In a few years, we will look back on Covid-19 as the catalyst that started an educational golden age. It may be a bit rocky for a while, as these sprawling complex systems don't go down without a fight. But in the end, the human drive for freedom, and the desire of parents to give their children the best shot in life, will prevail.
It is hard not to sound crazy describing the effect these changes could have on human life. But consider that human ingenuity — our ability to work together to creatively solve complex problems — is the only driver of progress. There is no other way to solve our problems, or build our dreams. Consider the impact of freeing even one child from the meaningless "waiting place" we call school. Now multiply that by one billion kids on the planet. The scale of impact is unimaginable.
These changes are not inevitable. But there has never been a better time to build the future.
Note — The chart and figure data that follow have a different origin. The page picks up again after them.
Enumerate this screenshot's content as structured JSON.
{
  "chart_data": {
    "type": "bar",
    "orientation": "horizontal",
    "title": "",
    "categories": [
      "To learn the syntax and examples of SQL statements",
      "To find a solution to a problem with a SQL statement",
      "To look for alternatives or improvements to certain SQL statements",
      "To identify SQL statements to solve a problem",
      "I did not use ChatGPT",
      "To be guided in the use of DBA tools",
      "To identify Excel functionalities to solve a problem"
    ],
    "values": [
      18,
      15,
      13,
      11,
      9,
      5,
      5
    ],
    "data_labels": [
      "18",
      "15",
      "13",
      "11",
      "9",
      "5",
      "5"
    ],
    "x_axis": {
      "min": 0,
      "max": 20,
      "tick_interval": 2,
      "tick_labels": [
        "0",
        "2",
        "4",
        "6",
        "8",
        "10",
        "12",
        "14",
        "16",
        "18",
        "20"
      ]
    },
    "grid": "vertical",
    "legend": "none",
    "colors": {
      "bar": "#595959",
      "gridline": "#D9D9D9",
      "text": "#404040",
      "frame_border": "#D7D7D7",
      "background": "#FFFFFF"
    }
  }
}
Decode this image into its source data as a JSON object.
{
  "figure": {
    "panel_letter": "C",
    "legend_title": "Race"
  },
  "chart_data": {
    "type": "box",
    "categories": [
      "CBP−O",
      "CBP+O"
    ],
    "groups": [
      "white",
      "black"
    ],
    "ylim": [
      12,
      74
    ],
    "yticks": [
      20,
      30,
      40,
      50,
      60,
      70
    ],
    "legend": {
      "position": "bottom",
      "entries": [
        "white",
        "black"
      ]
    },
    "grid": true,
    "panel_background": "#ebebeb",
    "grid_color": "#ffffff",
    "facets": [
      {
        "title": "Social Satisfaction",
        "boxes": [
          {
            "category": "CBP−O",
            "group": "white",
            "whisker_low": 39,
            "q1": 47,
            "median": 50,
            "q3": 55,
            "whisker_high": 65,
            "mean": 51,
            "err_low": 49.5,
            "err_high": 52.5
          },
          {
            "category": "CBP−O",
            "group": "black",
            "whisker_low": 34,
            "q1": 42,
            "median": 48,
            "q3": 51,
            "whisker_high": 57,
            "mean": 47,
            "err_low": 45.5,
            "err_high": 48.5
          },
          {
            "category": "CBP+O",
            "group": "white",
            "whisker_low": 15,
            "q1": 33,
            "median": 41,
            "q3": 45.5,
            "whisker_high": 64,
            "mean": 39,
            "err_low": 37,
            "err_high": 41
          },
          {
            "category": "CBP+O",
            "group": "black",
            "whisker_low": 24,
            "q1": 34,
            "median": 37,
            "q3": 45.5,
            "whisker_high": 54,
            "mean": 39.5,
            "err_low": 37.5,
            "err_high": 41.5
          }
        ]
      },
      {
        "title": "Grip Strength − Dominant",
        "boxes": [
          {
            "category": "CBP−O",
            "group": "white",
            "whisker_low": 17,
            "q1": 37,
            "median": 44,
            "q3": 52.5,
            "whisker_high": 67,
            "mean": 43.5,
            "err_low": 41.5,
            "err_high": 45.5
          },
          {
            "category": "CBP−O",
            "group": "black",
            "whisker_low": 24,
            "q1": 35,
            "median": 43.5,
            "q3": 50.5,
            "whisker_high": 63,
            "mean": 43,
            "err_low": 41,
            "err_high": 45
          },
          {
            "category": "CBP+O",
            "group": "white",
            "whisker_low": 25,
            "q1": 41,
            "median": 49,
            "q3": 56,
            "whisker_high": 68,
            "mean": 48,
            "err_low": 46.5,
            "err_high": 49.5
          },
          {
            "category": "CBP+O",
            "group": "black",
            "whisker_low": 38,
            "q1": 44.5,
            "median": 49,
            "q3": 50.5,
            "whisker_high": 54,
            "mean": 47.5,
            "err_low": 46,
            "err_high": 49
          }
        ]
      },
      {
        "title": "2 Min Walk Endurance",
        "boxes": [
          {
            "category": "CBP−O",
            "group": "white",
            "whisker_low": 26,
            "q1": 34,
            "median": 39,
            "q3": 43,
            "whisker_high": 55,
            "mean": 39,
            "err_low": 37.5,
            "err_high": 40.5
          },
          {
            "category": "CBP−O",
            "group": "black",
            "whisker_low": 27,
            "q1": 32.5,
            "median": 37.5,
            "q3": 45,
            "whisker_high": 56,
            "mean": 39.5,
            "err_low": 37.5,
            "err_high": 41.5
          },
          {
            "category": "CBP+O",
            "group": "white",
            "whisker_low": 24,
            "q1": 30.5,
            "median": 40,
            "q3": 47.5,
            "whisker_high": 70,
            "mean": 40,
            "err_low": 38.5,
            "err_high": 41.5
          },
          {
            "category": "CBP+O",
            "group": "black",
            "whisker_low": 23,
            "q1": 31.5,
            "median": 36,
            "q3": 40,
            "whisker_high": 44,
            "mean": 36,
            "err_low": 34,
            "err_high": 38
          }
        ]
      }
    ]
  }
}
Whatever you can do, or dream you can, begin it. Boldness has genius, magic, and power in it. — Johann Wolfgang von Goethe
Let's get to it.
 Read John Taylor Gatto's Underground History of American Education
 If you already feel this way, you're in good company — Elon was inspired to start his own school after a similar realization, despite having his kids enrolled in one of the most exclusive and expensive "gifted" schools in LA.
 One example of this is the "Paypal mafia". Of the handful of early Paypal employees, six have founded billion-dollar companies. Probabilistically, this is astonishingly unlikely. We're seeing a powerful example of the peer effect driving higher achievement.
 Copied this definition from https://www.edchoice.org/school-choice/what-is-school-choice/. Spending per pupil from here: https://www.census.gov/newsroom/press-releases/2020/school-system-finances.html
 Info on legislation: https://twitter.com/DeAngelisCorey/status/1352743214336405504 I recommend following @DeAngelisCorey if you're interested in following the news on school choice.
 Obvious caveat that many kids need food, water, and safety before online education will matter to them.